Poor Bechtel sometimes seems damned if it does and damned if it doesn’t. No major corporation could undertake foreign operations on Bechtel’s scale without some cooperation from the U.S. government–and few companies could refuse a government request that, in return, they provide cover for intelligence agents. Given the enormous scope of Bechtel’s operations in global trouble spots–a $20-billion industrial development in Saudi Arabia, for example–it could only proceed with assurances that its relations with both Saudi and American governments were good. Where, exactly, is the line between right and wrong? [emphasis mine]
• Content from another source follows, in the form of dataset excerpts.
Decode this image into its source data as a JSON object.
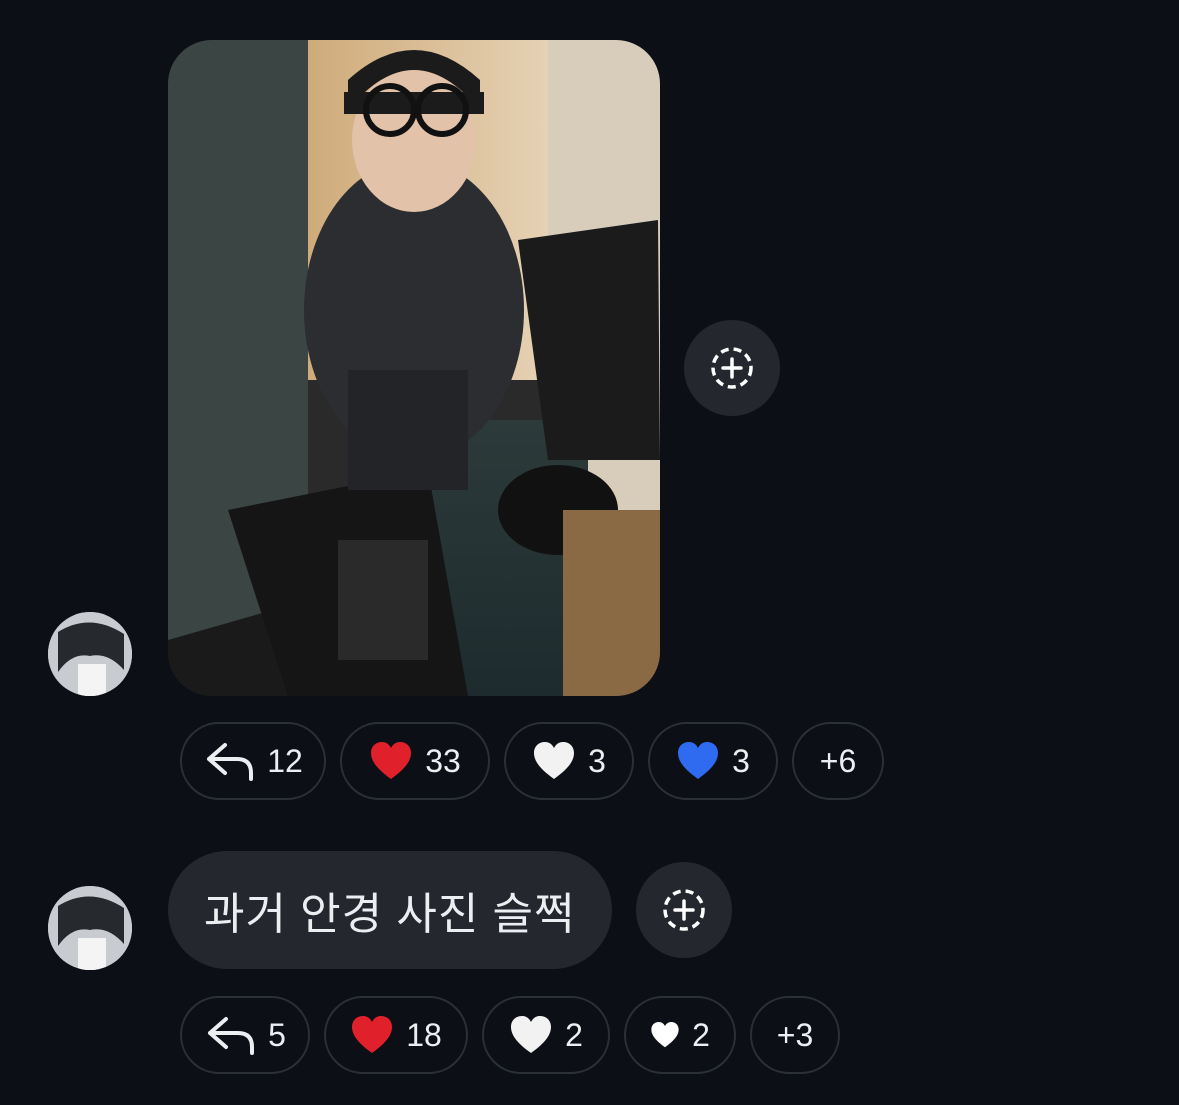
{
  "messages": [
    {
      "type": "image",
      "image_alt": "photo",
      "reactions": [
        {
          "icon": "reply-icon",
          "count": "12"
        },
        {
          "icon": "red-heart-icon",
          "count": "33"
        },
        {
          "icon": "white-heart-icon",
          "count": "3"
        },
        {
          "icon": "blue-heart-icon",
          "count": "3"
        },
        {
          "icon": "",
          "count": "+6"
        }
      ]
    },
    {
      "type": "text",
      "text": "과거 안경 사진 슬쩍",
      "reactions": [
        {
          "icon": "reply-icon",
          "count": "5"
        },
        {
          "icon": "red-heart-icon",
          "count": "18"
        },
        {
          "icon": "white-heart-icon",
          "count": "2"
        },
        {
          "icon": "small-white-heart-icon",
          "count": "2"
        },
        {
          "icon": "",
          "count": "+3"
        }
      ]
    }
  ],
  "colors": {
    "background": "#0c0f15",
    "bubble": "#24272d",
    "chip_border": "#2b2f36",
    "red_heart": "#e0202a",
    "blue_heart": "#2f6bf0",
    "white_heart": "#f2f2f2"
  }
}
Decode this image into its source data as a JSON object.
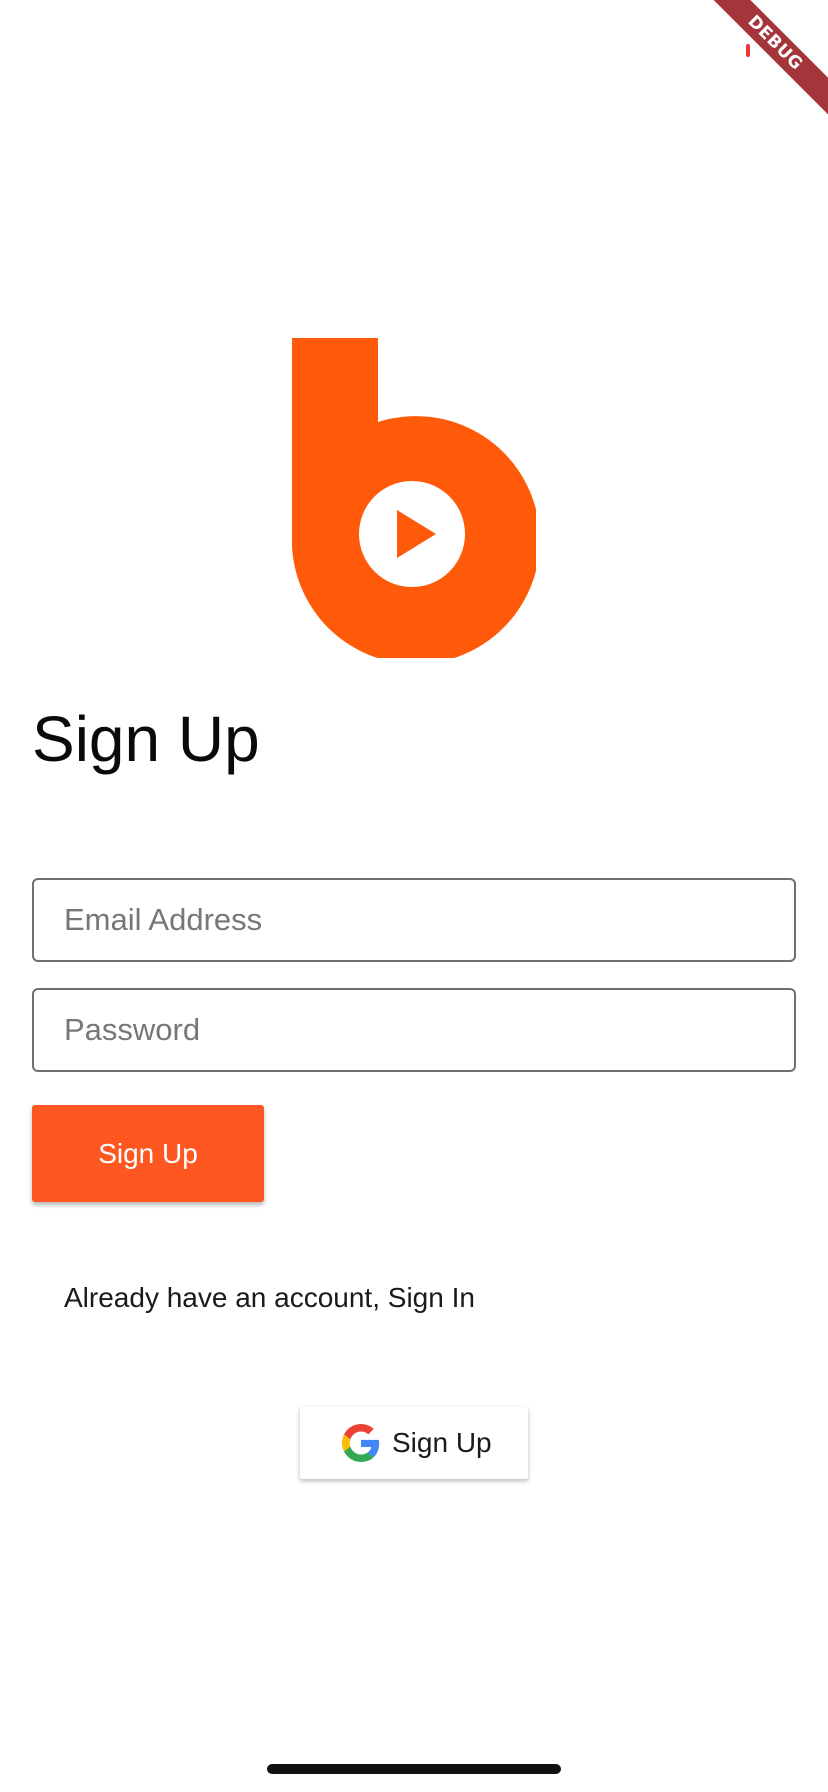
{
  "debug_banner": {
    "label": "DEBUG"
  },
  "logo": {
    "brand_color": "#ff5a0a",
    "icon": "play-b-logo-icon"
  },
  "page": {
    "title": "Sign Up"
  },
  "form": {
    "email": {
      "placeholder": "Email Address",
      "value": ""
    },
    "password": {
      "placeholder": "Password",
      "value": ""
    },
    "submit_label": "Sign Up",
    "submit_color": "#ff5722"
  },
  "signin_prompt": "Already have an account, Sign In",
  "google_signup": {
    "label": "Sign Up",
    "icon": "google-logo-icon"
  }
}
… The white elephants Bechtel scattered across the American landscape–particularly the nuclear power plants that threaten to bankrupt some of the country’s largest utility systems–are monuments to wasted talent and misdirected resources.

Finally, I get to the Roddenberry Foundation, which was founded by Gene Roddenberry’s (Star Trek) son. Here’s more from the About Us, Origin webpage,

Gene Roddenberry, creator of the Star Trek series, brought to his audiences meaningful and thought-provoking science fiction to “think, question, and challenge the status quo” with the intention of creating “a brighter future”. His work has touched countless lives and continues to entertain and inspire audiences worldwide. In 2010, Gene’s son Rod established the Roddenberry Foundation to build on his father’s legacy and philosophy of inclusion, diversity, and respect for life to drive social change and meaningfully improve the lives of people around the world.

While there are many criticisms of Mr. Roddenberry, there doesn’t seem to be anything that would be considered a serious scandal on the order of a Jeffrey Epstein or the whisper of scandal on the order of Sir Li Ka-shing or Bechtel.

Final comments

It’s a good thing when research is funded and being able to detect off-target effects from CRISPR is very good, assuming the research holds up to closer scrutiny.

As for vetting your donors, that’s tricky. Of course, Epstein was already a convicted sex offender when Ito accepted his funding for MIT but I cannot emphasize enough the amount of pressure these folks are under. Academia is always hungry for money. Hopefully this incident will introduce checks and balances in the donor process.